Setidaknya 5 jenis tanaman langka di Taman Bungkul rusak akibat terinjak-injak masyarakat yang berebut pembagian es krim gratis, pada Minggu (11/5). (Habibur Rohman/Surya)

Seperti yang dilaporkan di media massa, Kepala Dinas Kebersihan dan Pertamanan (DKP) Kota Surabaya, Chalid Buhari menyebutkan bahwa kerusakan di Taman Bungkul tersebut meliputi lima tanaman langka yaitu bintaro merah, beringin putih, joklan, anggur laut, dan pagoda. Tidak hanya itu saja, beberapa tanaman lain juga ikut rusak karena terinjak-injak oleh pengunjung acara.

Padahal dalam konteks ekologis, taman kota memiliki peran yang sangat penting. Selain sebagai ruang terbuka hijau yang menjadi paru-paru kota karena fungsinya yang menyerap karbondioksida dan menghasilkan oksigen, taman kota juga penting sebagai resapan air yang nantinya mendukung ketersediaan air bagi penduduk kota.

Taman kota juga berfungsi sebagai sarana untuk melestarikan plasma nutfah. Taman kota adalah bentuk pelestarian keanekaragaman hayati diluar kawasan konservasi. Tanaman langka yang berada di taman dapat menjadi referensi dan edukasi terhadap publik.

Melihat kerusakan tersebut, bagi penyelenggara acara, MS Sembiring meminta untuk lebih bijaksana dalam memilih lokasi kegiatan. Jika harus menggunakan taman, maka penyelenggara harus memiliki tanggung jawab yang tinggi untuk ikut menjaga taman tersebut. Karena kerusakan yang terjadi justru mencoreng muka penyelenggara acara itu sendiri. Penyelenggara acara seharusnya justru ikut memberikan pendidikan pada masyarakat tentang menjaga lingkungan.

Kemudian, MS Sembiring juga menghimbau kepada pemerintah daerah untuk lebih proaktif dalam menjaga taman-taman ini. "Peraturan dan izin harus diperjelas sehingga penggunanya akan lebih bertanggung jawab," katanya. Taman sebagai fasilitas umum memang harus digunakan oleh masyarakat, akan tetapi pemerintah juga harus aktif untuk memberikan batasan-batasan yang jelas agar ke depan tidak ada lagi taman-taman yang rusak karena sebuah acara.
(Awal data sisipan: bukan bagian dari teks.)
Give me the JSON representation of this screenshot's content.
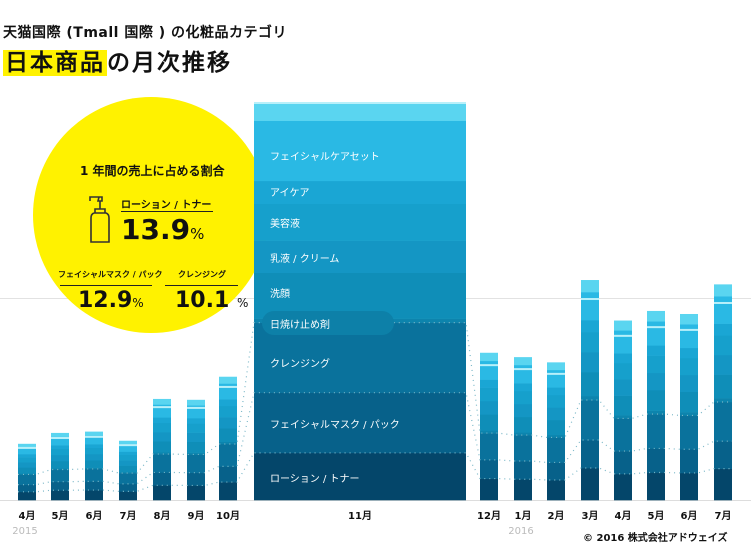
{
  "title": {
    "line1": "天猫国際 (Tmall 国際 ) の化粧品カテゴリ",
    "line2_highlight": "日本商品",
    "line2_rest": "の月次推移"
  },
  "callout": {
    "heading": "1 年間の売上に占める割合",
    "icon": "lotion-bottle-icon",
    "items": [
      {
        "label": "ローション / トナー",
        "value": "13.9",
        "unit": "%"
      },
      {
        "label": "フェイシャルマスク / パック",
        "value": "12.9",
        "unit": "%"
      },
      {
        "label": "クレンジング",
        "value": "10.1",
        "unit": "%"
      }
    ],
    "color": "#fff200"
  },
  "copyright": "© 2016 株式会社アドウェイズ",
  "chart_data": {
    "type": "bar",
    "stacked": true,
    "categories": [
      "4月",
      "5月",
      "6月",
      "7月",
      "8月",
      "9月",
      "10月",
      "11月",
      "12月",
      "1月",
      "2月",
      "3月",
      "4月",
      "5月",
      "6月",
      "7月"
    ],
    "year_labels": [
      {
        "label": "2015",
        "at": "4月"
      },
      {
        "label": "2016",
        "at": "1月"
      }
    ],
    "values_relative": [
      12.9,
      15.4,
      15.7,
      13.6,
      23.2,
      23.0,
      28.3,
      100,
      33.8,
      32.8,
      31.6,
      50.5,
      41.2,
      43.4,
      42.7,
      49.5
    ],
    "highlight_category": "11月",
    "segments_nov": [
      {
        "label": "ローション / トナー",
        "share": 11.9,
        "color": "#04466a"
      },
      {
        "label": "フェイシャルマスク / パック",
        "share": 15.2,
        "color": "#07618a"
      },
      {
        "label": "クレンジング",
        "share": 17.7,
        "color": "#0a729c"
      },
      {
        "label": "日焼け止め剤",
        "share": 1.0,
        "color": "#0d84ad"
      },
      {
        "label": "洗顔",
        "share": 11.6,
        "color": "#0f8eb8"
      },
      {
        "label": "乳液 / クリーム",
        "share": 8.1,
        "color": "#1496c4"
      },
      {
        "label": "美容液",
        "share": 9.3,
        "color": "#16a0cc"
      },
      {
        "label": "アイケア",
        "share": 5.8,
        "color": "#1aa6d4"
      },
      {
        "label": "フェイシャルケアセット",
        "share": 15.2,
        "color": "#2ab9e4"
      },
      {
        "label": "",
        "share": 4.2,
        "color": "#5ad5f0"
      }
    ],
    "grid": false,
    "legend": "none"
  }
}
Batasan dan aturan tersebut harus disosialisasikan dengan jelas.

Selain adanya kerusakan di Taman Bungkul, acara yang sama juga membuat tumpukan sampah di Balikota Bandung di Jalan Wastukencana. Hal seperti ini tentunya dapat dihindarkan jika penyelenggara acara dan pengunjungnya peduli terhadap lingkungan.